4

Esto era lo que yo había imaginado: conversación con Brooks, tal vez un té. Él me hablaría de la visita de Poe a Baltimore y me detallaría los propósitos y los planes del poeta. Me revelaría el interés de Poe por encontrar a un tal señor Reynolds para alguna finalidad urgente. Quizá, incluso, Poe me habría mencionado a mí, el abogado que accedió a proteger la nueva revista. Brooks me ofrecería todos los detalles del fallecimiento de Poe que yo, ingenuamente, había sabido que Neilson Poe iba a proporcionarle. Yo comunicaría el relato de Brooks a los periódicos, cuyos reporteros corregirían a regañadientes la displicente información publicada tras su muerte…

Aquél era el encuentro para el que me había preparado desde que por primera vez oí el nombre de Brooks.

En lugar de todo eso, en el número 270 de Fayette la única persona a la vista era un negro libre, solitario y decidido, desmontando una pieza carbonizada y rota de la armadura de madera de la casa…

Me detuve ante la dirección del doctor Brooks y quise de nuevo que aquél fuera el número equivocado. Debí haber llevado conmigo la guía de la ciudad para asegurarme de que se trataba del lugar adecuado, aunque había escrito la dirección en dos trocitos de papel ahora en bolsillos distintos del chaleco. Busqué en un bolsillo…

Dr. Nathan C. Brooks. Calle Fayette, 270.

Luego saqué del bolsillo el otro:

Dr. N. C. Brooks, Fayette, 270.

Aquélla había sido la casa. Sin duda.

El persistente olor de la madera quemada y húmeda me provocó un acceso de tos. El suelo del interior parecía enteramente cubierto de fragmentos de vajilla y de jirones chamuscados de tapicerías. Era como si se hubiera abierto una sima y hubiera engullido toda vida que se encontrara allí.

—¿Qué ha pasado aquí? —pregunté, cuando recuperé el aliento.

—¡Hay que ver! —repetía para sí el carpintero, que me dijo luego—: Gracias a Dios, los bomberos evitaron que fuera a más. Si el señor Brooks no hubiera contratado a un hombre incompetente y sin el chaparrón que cayó, la reconstrucción estaría concluida hace tiempo, y espléndidamente.

El operario me contó que el incendio se había producido unas tres semanas antes. Me apresuré a comparar mentalmente las fechas y me di cuenta, con sorpresa, de lo que significaba aquello. El fuego se había declarado precisamente alrededor de los días… de los mismos días en que Edgar Poe llegó a Baltimore y buscó la casa del doctor Brooks.

—¿De qué quiere usted informar?

—Ya le he preguntado si podría usted llamar al oficial. A él le daré todos los detalles.

Me encontraba de pie, en la comisaría de policía del Distrito Medio.

Tras diversos intercambios de palabras similares a ése, el policía del registro volvió de la estancia contigua con un oficial de mirada sagaz. Toda mi urgencia de que se hiciera algo había renacido con fuerza, pero en un sentido por completo diferente. Mientras permanecía frente al oficial de policía y narraba los acontecimientos de las últimas semanas, sentí una oleada de alivio. Después de lo que había visto en casa de Brooks, después de respirar los últimos vestigios de la destrucción, contemplar las ventanas ahora vacías y sin vida, y los troncos chamuscados de alrededor, supe que aquello me había superado.

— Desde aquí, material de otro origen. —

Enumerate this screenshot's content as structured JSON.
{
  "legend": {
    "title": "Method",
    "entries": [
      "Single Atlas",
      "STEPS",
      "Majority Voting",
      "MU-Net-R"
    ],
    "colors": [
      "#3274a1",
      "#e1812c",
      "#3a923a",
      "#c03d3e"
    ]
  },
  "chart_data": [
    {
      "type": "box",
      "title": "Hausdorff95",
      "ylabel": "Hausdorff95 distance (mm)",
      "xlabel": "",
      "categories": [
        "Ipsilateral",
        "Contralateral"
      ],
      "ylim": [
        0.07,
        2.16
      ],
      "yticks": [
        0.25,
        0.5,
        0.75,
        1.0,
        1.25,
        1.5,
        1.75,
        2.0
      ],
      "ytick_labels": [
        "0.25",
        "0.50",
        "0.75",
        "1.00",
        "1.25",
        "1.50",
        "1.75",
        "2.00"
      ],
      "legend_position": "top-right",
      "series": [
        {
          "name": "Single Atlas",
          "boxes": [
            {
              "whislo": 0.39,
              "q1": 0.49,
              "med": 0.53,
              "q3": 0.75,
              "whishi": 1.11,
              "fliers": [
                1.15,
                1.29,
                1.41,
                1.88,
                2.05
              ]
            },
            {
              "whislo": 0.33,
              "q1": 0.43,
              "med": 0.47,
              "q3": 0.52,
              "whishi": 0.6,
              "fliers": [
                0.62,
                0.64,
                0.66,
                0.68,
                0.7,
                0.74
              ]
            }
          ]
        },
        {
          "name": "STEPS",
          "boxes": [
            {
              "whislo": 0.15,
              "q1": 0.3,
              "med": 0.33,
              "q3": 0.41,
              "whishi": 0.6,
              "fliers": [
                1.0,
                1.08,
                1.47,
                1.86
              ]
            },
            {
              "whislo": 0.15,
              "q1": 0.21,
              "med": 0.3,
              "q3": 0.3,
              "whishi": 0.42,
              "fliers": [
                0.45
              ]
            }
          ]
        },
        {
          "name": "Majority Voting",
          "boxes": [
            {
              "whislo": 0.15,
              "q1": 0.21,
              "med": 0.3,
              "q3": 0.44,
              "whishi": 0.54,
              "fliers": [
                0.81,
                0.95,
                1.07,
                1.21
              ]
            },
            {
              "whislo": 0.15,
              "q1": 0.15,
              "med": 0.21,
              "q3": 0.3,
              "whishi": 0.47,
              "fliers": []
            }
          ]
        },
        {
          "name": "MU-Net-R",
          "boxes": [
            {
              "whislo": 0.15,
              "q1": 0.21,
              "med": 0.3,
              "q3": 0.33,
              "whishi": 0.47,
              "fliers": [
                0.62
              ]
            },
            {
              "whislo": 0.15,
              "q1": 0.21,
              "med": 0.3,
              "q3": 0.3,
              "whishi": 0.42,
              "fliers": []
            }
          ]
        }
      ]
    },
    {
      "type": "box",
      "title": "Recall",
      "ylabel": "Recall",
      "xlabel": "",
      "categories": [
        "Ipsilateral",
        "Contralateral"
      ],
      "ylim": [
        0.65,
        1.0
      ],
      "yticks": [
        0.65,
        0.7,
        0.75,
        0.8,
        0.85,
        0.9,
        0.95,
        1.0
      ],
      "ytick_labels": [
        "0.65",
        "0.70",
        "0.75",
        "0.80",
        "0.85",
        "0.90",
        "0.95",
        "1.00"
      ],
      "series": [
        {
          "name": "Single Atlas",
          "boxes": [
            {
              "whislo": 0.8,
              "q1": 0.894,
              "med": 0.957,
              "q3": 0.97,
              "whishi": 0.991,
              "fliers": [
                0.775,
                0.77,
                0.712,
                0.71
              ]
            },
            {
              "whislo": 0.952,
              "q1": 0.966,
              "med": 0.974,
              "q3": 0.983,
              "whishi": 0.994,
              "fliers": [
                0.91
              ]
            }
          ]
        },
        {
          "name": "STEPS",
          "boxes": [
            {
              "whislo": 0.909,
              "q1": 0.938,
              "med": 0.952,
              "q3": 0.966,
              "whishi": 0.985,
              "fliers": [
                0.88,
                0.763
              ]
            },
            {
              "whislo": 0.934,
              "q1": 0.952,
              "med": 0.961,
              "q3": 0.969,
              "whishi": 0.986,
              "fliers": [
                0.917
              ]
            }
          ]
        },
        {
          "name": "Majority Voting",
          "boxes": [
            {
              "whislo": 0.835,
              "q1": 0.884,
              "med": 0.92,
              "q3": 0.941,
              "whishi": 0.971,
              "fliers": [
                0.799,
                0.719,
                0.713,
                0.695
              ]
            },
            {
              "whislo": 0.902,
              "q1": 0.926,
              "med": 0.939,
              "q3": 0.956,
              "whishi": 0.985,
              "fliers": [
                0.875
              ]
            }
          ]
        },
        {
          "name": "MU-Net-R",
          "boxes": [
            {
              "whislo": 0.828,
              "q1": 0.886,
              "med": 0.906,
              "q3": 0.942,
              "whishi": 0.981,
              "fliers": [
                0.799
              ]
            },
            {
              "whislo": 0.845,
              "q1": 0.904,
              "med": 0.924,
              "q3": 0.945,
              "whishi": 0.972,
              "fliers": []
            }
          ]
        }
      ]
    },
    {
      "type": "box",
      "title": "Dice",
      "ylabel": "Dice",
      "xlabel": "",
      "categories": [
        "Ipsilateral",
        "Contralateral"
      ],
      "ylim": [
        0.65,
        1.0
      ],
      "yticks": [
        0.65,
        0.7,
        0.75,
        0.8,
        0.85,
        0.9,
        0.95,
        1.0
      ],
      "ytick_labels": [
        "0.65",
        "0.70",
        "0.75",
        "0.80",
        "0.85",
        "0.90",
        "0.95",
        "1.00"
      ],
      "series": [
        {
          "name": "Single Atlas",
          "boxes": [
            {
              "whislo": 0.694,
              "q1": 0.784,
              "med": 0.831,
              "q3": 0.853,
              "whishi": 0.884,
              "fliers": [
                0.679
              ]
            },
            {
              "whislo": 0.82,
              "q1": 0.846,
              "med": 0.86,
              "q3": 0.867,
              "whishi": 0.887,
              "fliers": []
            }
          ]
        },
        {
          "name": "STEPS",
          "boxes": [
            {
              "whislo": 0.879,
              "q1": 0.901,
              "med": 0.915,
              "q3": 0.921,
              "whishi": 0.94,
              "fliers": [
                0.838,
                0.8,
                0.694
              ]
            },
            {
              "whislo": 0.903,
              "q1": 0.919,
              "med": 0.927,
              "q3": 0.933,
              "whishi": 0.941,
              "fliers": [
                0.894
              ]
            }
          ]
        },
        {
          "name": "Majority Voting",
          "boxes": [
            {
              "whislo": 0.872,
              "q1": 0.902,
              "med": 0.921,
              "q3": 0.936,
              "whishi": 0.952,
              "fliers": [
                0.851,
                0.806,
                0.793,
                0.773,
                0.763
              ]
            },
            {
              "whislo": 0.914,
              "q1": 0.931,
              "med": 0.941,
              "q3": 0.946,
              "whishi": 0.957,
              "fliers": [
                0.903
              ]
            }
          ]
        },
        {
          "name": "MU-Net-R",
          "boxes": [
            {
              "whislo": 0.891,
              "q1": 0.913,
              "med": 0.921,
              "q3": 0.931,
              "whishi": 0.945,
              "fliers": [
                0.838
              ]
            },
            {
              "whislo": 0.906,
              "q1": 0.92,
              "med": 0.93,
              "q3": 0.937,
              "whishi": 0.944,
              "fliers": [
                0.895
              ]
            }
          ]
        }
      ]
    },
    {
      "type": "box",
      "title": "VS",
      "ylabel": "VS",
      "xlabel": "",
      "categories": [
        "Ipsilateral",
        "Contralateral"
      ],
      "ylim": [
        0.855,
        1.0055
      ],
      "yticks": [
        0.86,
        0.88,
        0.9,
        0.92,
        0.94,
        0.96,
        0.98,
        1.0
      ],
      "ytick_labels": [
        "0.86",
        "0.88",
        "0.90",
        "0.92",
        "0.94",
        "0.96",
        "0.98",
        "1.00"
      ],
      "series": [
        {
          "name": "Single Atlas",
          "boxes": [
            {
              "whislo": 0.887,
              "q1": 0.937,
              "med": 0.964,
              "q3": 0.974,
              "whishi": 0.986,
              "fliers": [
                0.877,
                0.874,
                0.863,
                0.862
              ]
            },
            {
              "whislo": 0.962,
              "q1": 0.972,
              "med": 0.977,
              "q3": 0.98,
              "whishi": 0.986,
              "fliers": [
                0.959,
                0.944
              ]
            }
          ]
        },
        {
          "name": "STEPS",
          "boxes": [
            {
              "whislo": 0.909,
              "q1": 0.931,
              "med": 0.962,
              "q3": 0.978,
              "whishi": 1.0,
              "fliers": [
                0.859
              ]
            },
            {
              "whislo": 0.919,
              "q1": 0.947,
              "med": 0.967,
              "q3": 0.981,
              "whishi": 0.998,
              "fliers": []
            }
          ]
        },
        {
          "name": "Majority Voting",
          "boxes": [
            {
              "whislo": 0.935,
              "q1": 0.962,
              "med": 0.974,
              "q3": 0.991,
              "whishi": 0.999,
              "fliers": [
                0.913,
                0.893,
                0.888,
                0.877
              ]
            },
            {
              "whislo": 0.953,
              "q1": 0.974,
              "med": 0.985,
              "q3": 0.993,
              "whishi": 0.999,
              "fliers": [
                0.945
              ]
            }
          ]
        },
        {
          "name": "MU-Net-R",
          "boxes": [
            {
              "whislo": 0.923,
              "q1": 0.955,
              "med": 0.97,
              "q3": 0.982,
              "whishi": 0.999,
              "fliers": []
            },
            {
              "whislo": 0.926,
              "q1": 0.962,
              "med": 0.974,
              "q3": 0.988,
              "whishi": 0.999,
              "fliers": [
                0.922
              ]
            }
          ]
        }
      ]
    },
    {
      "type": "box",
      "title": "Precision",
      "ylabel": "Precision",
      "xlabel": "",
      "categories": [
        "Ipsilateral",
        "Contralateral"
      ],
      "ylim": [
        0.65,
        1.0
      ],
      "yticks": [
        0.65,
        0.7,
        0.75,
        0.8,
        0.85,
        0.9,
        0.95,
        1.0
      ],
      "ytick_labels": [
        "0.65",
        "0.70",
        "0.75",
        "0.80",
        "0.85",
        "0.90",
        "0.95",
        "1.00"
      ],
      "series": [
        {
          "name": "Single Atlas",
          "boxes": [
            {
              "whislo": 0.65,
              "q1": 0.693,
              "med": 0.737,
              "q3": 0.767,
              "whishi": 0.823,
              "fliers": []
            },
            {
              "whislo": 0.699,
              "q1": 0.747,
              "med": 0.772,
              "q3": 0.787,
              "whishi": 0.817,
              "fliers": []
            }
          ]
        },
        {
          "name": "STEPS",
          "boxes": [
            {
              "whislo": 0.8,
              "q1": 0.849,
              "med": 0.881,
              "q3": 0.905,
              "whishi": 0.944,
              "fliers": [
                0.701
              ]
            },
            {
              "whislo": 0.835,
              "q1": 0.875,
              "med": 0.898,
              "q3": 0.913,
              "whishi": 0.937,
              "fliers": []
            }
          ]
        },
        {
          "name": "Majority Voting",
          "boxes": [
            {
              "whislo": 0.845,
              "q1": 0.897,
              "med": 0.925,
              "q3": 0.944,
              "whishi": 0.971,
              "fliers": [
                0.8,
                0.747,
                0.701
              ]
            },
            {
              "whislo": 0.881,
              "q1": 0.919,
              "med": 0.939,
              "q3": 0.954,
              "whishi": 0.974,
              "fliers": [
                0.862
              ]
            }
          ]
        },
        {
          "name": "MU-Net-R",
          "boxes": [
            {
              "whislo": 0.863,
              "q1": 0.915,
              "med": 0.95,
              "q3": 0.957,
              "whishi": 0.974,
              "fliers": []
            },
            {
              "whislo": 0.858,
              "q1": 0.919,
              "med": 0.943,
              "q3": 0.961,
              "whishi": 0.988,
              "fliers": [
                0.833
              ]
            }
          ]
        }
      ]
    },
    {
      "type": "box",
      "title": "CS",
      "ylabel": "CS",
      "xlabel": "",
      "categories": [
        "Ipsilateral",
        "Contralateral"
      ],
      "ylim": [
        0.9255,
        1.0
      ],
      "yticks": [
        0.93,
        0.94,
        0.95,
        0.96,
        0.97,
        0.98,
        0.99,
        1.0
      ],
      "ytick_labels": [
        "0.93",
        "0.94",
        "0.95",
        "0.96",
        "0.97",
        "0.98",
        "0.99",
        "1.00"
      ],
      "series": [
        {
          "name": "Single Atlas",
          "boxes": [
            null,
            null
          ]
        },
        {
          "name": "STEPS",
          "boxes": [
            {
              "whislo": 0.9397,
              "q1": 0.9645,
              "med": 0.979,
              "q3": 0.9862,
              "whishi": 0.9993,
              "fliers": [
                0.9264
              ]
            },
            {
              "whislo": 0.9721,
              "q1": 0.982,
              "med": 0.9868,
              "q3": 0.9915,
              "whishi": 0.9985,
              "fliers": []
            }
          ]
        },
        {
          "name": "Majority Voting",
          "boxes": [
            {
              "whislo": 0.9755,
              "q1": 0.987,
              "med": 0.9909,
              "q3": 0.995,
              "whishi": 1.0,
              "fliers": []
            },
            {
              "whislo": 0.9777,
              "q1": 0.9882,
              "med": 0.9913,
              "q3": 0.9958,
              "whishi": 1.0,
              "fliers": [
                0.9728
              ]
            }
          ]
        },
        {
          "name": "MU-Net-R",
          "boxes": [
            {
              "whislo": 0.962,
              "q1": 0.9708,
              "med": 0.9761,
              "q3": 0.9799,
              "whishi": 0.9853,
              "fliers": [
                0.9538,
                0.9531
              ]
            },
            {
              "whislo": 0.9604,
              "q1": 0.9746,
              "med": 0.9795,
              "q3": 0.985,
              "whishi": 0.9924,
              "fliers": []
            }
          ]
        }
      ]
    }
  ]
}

El oficial examinaba con expresión ambivalente los recortes de periódico que le alargué, mientras le explicaba los datos que la prensa había confundido o malinterpretado.

—Señor Clark, no sé qué puede hacerse. Si hubiera alguna razón para creer que en relación con esto se ha cometido algún acto punible…

Presioné el hombro del oficial como si acabara de encontrar a un amigo perdido.

—¿Así lo cree?

Echó otro breve vistazo.

—Si se cometió un acto punible —dije, repitiendo sus palabras— precisamente la pregunta para la que usted debería hallar una respuesta, mi buen oficial. ¡Precisamente eso! Escúcheme. Lo encontraron vistiendo ropas que no le iban. Gritaba llamando a un tal Reynolds. No sé de quién podría tratarse. La casa a la que se dirigía cuando llegó quedó destruida por un incendio, quizá a la misma hora de su llegada. Y creo que un hombre, al que nunca había visto antes, trató de asustarme para que desistiera de investigar estos asuntos. ¡Oficial, este misterio no debe quedar un minuto más sin resolverse!

—Este artículo —dijo, volviendo al recorte de periódico— dice que Poe era escritor.

¡Aquello era un principio!

—Es mi autor favorito. De hecho, si es usted lector de revistas, apostaría a que conoce su obra literaria.

Enumeré algunas de las colaboraciones más conocidas de Poe en revistas: «Los crímenes de la calle Morgue», «El misterio de Marie Rogêt», «La carta robada», «Tú eres el hombre», «El escarabajo de oro»… Pensé que el argumento de estos relatos de misterio, que tratan de delitos y asesinatos, podría tener especial interés para un oficial de policía.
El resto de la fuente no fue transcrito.